Suspeito “em abstracto” de ter sido favorecido em 50 euros
A procuradora do DCIAP considerou que a ajuda pedida por Vaz das Neves configurou um acto de “consulta informal” e que, não sendo paga, constituiu uma “vantagem” em relação a todos os utentes dos serviços do IRN, que em condições normais são obrigados a pagar uma taxa de 50 euros. Mais: “As supra mencionadas expressões, de apoio, após o anúncio da satisfação prévia de um favor de natureza imaterial solicitado pelo referido juiz (o presidente da Relação) poderá, em abstracto, e atento o conjunto da factualidade apurada nos autos, ser entendida como um pacto de ilícito criminal firmado em troca de vantagens de natureza imaterial”.
Tudo visto, e ouvido, o procurador-geral-adjunto Paulo Sousa, no Supremo, concluiu o contrário: “A prova recolhida evidencia a inexistência de qualquer ilícito criminal”.
Quanto à alegada vantagem de 50 euros, apurou-se que os pais da criança em causa fizeram o requerimento aos Registos e que pagaram a devida taxa. Em relação ao resto do telefonema, o procurador do Supremo concluiu: “Para interpretação e compreensão dos excertos assinalados importa inseri-los no contexto geral da conversa e também no espaço temporal em que ocorreu. Desde logo, trata-se de comunicação verbal (via telefone) entre duas pessoas que, embora próximas, mantêm relações de cunho marcadamente institucional. Por outro lado, é normal que o sr. desembargador, enquanto vice-presidente da associação portuguesa de língua mirandesa, se mostrasse agradecido pela atenção dispensada na resolução da questão colocada. E, neste contexto, sem cuidar de se tecer qualquer comentário sobre a forma de expressão, percebe-se e aceita-se a manifestação de solidariedade, a pessoa tida, até então, por impoluta”.

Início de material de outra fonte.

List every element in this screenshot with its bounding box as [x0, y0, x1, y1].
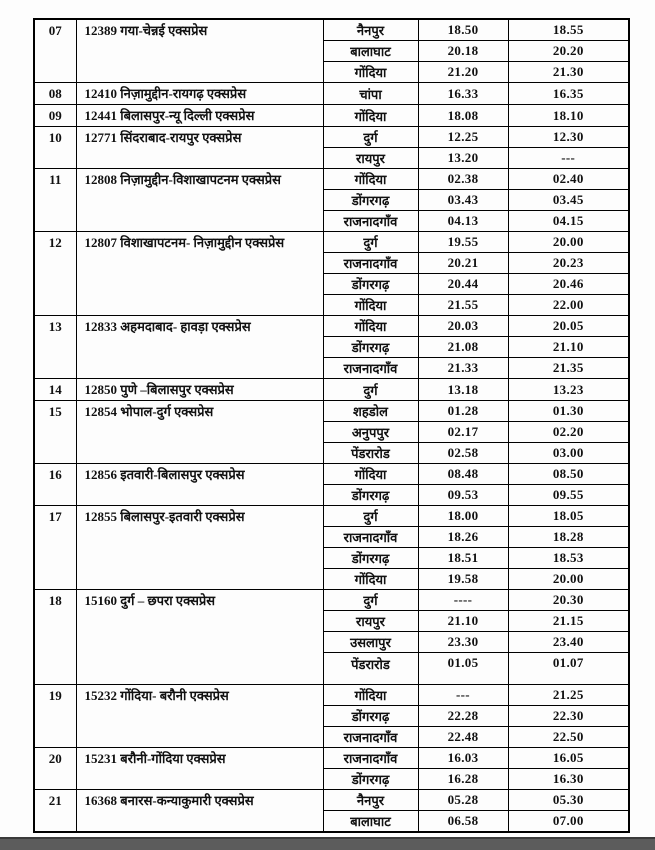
arrival-time-cell: 21.55 — [418, 295, 508, 316]
arrival-time-cell: 18.51 — [418, 548, 508, 569]
timetable-table — [33, 18, 630, 833]
station-cell: रायपुर — [323, 148, 418, 169]
station-cell: उसलापुर — [323, 632, 418, 653]
station-cell: पेंडरारोड — [323, 443, 418, 464]
serial-cell: 20 — [34, 748, 76, 790]
arrival-time-cell: 21.20 — [418, 62, 508, 83]
table-row — [34, 464, 629, 485]
table-row — [34, 401, 629, 422]
arrival-time-cell: ---- — [418, 590, 508, 611]
station-cell: दुर्ग — [323, 379, 418, 401]
station-cell: रायपुर — [323, 611, 418, 632]
station-cell: डोंगरगढ़ — [323, 548, 418, 569]
table-row — [34, 105, 629, 127]
departure-time-cell: 02.40 — [508, 169, 629, 190]
train-name-cell: 16368 बनारस-कन्याकुमारी एक्सप्रेस — [76, 790, 323, 833]
train-name-cell: 12855 बिलासपुर-इतवारी एक्सप्रेस — [76, 506, 323, 590]
arrival-time-cell: 20.21 — [418, 253, 508, 274]
train-name-cell: 15160 दुर्ग – छपरा एक्सप्रेस — [76, 590, 323, 685]
departure-time-cell: 16.05 — [508, 748, 629, 769]
table-row — [34, 232, 629, 253]
table-row — [34, 379, 629, 401]
arrival-time-cell: 06.58 — [418, 811, 508, 833]
train-name-cell: 12807 विशाखापटनम- निज़ामुद्दीन एक्सप्रेस — [76, 232, 323, 316]
arrival-time-cell: 01.05 — [418, 653, 508, 685]
train-name-cell: 12389 गया-चेन्नई एक्सप्रेस — [76, 19, 323, 83]
arrival-time-cell: 20.44 — [418, 274, 508, 295]
station-cell: डोंगरगढ़ — [323, 769, 418, 790]
departure-time-cell: 22.50 — [508, 727, 629, 748]
station-cell: अनुपपुर — [323, 422, 418, 443]
bottom-window-edge — [0, 837, 655, 850]
arrival-time-cell: 21.08 — [418, 337, 508, 358]
train-name-cell: 12856 इतवारी-बिलासपुर एक्सप्रेस — [76, 464, 323, 506]
station-cell: दुर्ग — [323, 590, 418, 611]
departure-time-cell: 12.30 — [508, 127, 629, 148]
train-name-cell: 15232 गोंदिया- बरौनी एक्सप्रेस — [76, 685, 323, 748]
departure-time-cell: 13.23 — [508, 379, 629, 401]
station-cell: राजनादगाँव — [323, 253, 418, 274]
arrival-time-cell: 08.48 — [418, 464, 508, 485]
arrival-time-cell: 01.28 — [418, 401, 508, 422]
arrival-time-cell: 22.28 — [418, 706, 508, 727]
station-cell: दुर्ग — [323, 127, 418, 148]
serial-cell: 10 — [34, 127, 76, 169]
station-cell: गोंदिया — [323, 169, 418, 190]
train-name-cell: 12410 निज़ामुद्दीन-रायगढ़ एक्सप्रेस — [76, 83, 323, 105]
serial-cell: 17 — [34, 506, 76, 590]
arrival-time-cell: 19.55 — [418, 232, 508, 253]
station-cell: बालाघाट — [323, 811, 418, 833]
train-name-cell: 12833 अहमदाबाद- हावड़ा एक्सप्रेस — [76, 316, 323, 379]
departure-time-cell: 21.35 — [508, 358, 629, 379]
station-cell: दुर्ग — [323, 506, 418, 527]
station-cell: राजनादगाँव — [323, 211, 418, 232]
serial-cell: 08 — [34, 83, 76, 105]
arrival-time-cell: 18.00 — [418, 506, 508, 527]
arrival-time-cell: 05.28 — [418, 790, 508, 811]
departure-time-cell: 03.00 — [508, 443, 629, 464]
departure-time-cell: 07.00 — [508, 811, 629, 833]
station-cell: बालाघाट — [323, 41, 418, 62]
table-row — [34, 83, 629, 105]
arrival-time-cell: 20.03 — [418, 316, 508, 337]
serial-cell: 18 — [34, 590, 76, 685]
table-row — [34, 506, 629, 527]
departure-time-cell: 21.25 — [508, 685, 629, 706]
serial-cell: 09 — [34, 105, 76, 127]
departure-time-cell: 16.30 — [508, 769, 629, 790]
departure-time-cell: 04.15 — [508, 211, 629, 232]
serial-cell: 07 — [34, 19, 76, 83]
serial-cell: 21 — [34, 790, 76, 833]
station-cell: गोंदिया — [323, 316, 418, 337]
departure-time-cell: 20.46 — [508, 274, 629, 295]
departure-time-cell: 18.10 — [508, 105, 629, 127]
arrival-time-cell: 19.58 — [418, 569, 508, 590]
timetable-body — [34, 19, 629, 832]
arrival-time-cell: 12.25 — [418, 127, 508, 148]
arrival-time-cell: 16.03 — [418, 748, 508, 769]
departure-time-cell: 02.20 — [508, 422, 629, 443]
arrival-time-cell: 22.48 — [418, 727, 508, 748]
station-cell: गोंदिया — [323, 105, 418, 127]
station-cell: गोंदिया — [323, 685, 418, 706]
table-row — [34, 316, 629, 337]
departure-time-cell: 18.55 — [508, 19, 629, 41]
table-row — [34, 590, 629, 611]
departure-time-cell: 20.00 — [508, 569, 629, 590]
arrival-time-cell: 09.53 — [418, 485, 508, 506]
serial-cell: 11 — [34, 169, 76, 232]
arrival-time-cell: 03.43 — [418, 190, 508, 211]
serial-cell: 15 — [34, 401, 76, 464]
departure-time-cell: 21.15 — [508, 611, 629, 632]
departure-time-cell: 01.07 — [508, 653, 629, 685]
arrival-time-cell: 21.10 — [418, 611, 508, 632]
departure-time-cell: 20.00 — [508, 232, 629, 253]
arrival-time-cell: 02.58 — [418, 443, 508, 464]
arrival-time-cell: --- — [418, 685, 508, 706]
station-cell: शहडोल — [323, 401, 418, 422]
station-cell: गोंदिया — [323, 569, 418, 590]
arrival-time-cell: 18.26 — [418, 527, 508, 548]
station-cell: डोंगरगढ़ — [323, 274, 418, 295]
train-name-cell: 12850 पुणे –बिलासपुर एक्सप्रेस — [76, 379, 323, 401]
arrival-time-cell: 02.17 — [418, 422, 508, 443]
serial-cell: 16 — [34, 464, 76, 506]
departure-time-cell: 18.53 — [508, 548, 629, 569]
serial-cell: 12 — [34, 232, 76, 316]
departure-time-cell: 20.20 — [508, 41, 629, 62]
station-cell: गोंदिया — [323, 62, 418, 83]
station-cell: डोंगरगढ़ — [323, 485, 418, 506]
train-name-cell: 12854 भोपाल-दुर्ग एक्सप्रेस — [76, 401, 323, 464]
departure-time-cell: 08.50 — [508, 464, 629, 485]
table-row — [34, 169, 629, 190]
serial-cell: 13 — [34, 316, 76, 379]
station-cell: गोंदिया — [323, 295, 418, 316]
station-cell: गोंदिया — [323, 464, 418, 485]
station-cell: दुर्ग — [323, 232, 418, 253]
table-row — [34, 790, 629, 811]
station-cell: डोंगरगढ़ — [323, 706, 418, 727]
table-row — [34, 19, 629, 41]
departure-time-cell: 18.05 — [508, 506, 629, 527]
departure-time-cell: 21.10 — [508, 337, 629, 358]
arrival-time-cell: 23.30 — [418, 632, 508, 653]
departure-time-cell: 22.30 — [508, 706, 629, 727]
departure-time-cell: 23.40 — [508, 632, 629, 653]
serial-cell: 19 — [34, 685, 76, 748]
arrival-time-cell: 18.50 — [418, 19, 508, 41]
arrival-time-cell: 04.13 — [418, 211, 508, 232]
station-cell: पेंडरारोड — [323, 653, 418, 685]
station-cell: डोंगरगढ़ — [323, 337, 418, 358]
train-name-cell: 15231 बरौनी-गोंदिया एक्सप्रेस — [76, 748, 323, 790]
arrival-time-cell: 13.18 — [418, 379, 508, 401]
arrival-time-cell: 02.38 — [418, 169, 508, 190]
table-row — [34, 748, 629, 769]
station-cell: राजनादगाँव — [323, 527, 418, 548]
arrival-time-cell: 16.33 — [418, 83, 508, 105]
station-cell: राजनादगाँव — [323, 358, 418, 379]
arrival-time-cell: 20.18 — [418, 41, 508, 62]
train-name-cell: 12771 सिंदराबाद-रायपुर एक्सप्रेस — [76, 127, 323, 169]
station-cell: डोंगरगढ़ — [323, 190, 418, 211]
train-name-cell: 12441 बिलासपुर-न्यू दिल्ली एक्सप्रेस — [76, 105, 323, 127]
station-cell: नैनपुर — [323, 790, 418, 811]
train-timetable — [33, 18, 628, 833]
table-row — [34, 127, 629, 148]
serial-cell: 14 — [34, 379, 76, 401]
departure-time-cell: 03.45 — [508, 190, 629, 211]
departure-time-cell: 09.55 — [508, 485, 629, 506]
station-cell: नैनपुर — [323, 19, 418, 41]
departure-time-cell: 22.00 — [508, 295, 629, 316]
departure-time-cell: 20.05 — [508, 316, 629, 337]
departure-time-cell: 16.35 — [508, 83, 629, 105]
train-name-cell: 12808 निज़ामुद्दीन-विशाखापटनम एक्सप्रेस — [76, 169, 323, 232]
station-cell: राजनादगाँव — [323, 748, 418, 769]
table-row — [34, 685, 629, 706]
departure-time-cell: 05.30 — [508, 790, 629, 811]
departure-time-cell: 20.30 — [508, 590, 629, 611]
departure-time-cell: 18.28 — [508, 527, 629, 548]
arrival-time-cell: 13.20 — [418, 148, 508, 169]
arrival-time-cell: 16.28 — [418, 769, 508, 790]
station-cell: राजनादगाँव — [323, 727, 418, 748]
departure-time-cell: 21.30 — [508, 62, 629, 83]
arrival-time-cell: 18.08 — [418, 105, 508, 127]
departure-time-cell: --- — [508, 148, 629, 169]
arrival-time-cell: 21.33 — [418, 358, 508, 379]
departure-time-cell: 01.30 — [508, 401, 629, 422]
departure-time-cell: 20.23 — [508, 253, 629, 274]
station-cell: चांपा — [323, 83, 418, 105]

Segundo o despacho, Vaz das Neves reagiu “com alguma surpresa” à notícia de Figueiredo de que estava a ser investigado por causa dos ‘vistos gold’: “O mencionado contexto circunstancial e temporal atrás referido leva-nos a concluir que a conversa escutada não assume qualquer relevância deontológica e muito menos de índole criminal”, acrescenta-se.
Em conclusão, tudo não passou de “uma conversa cordial entre duas pessoas que mantinham relações institucionais próximas, não traduzindo a prática, nem sequer o propósito anunciado de praticar futuramente qualquer ilícito”.
António Figueiredo foi detido no âmbito de uma operação de buscas realizada em Novembro, tendo dado estas explicações no interrogatório – que foram agora validadas pelo MP no Supremo. O ex-presidente do IRN está desde então em prisão preventiva – entretanto confirmada, após recurso, pelos juízes da Relação de Lisboa –, indiciado por crimes de corrupção, tráfico de influências e abuso de poder.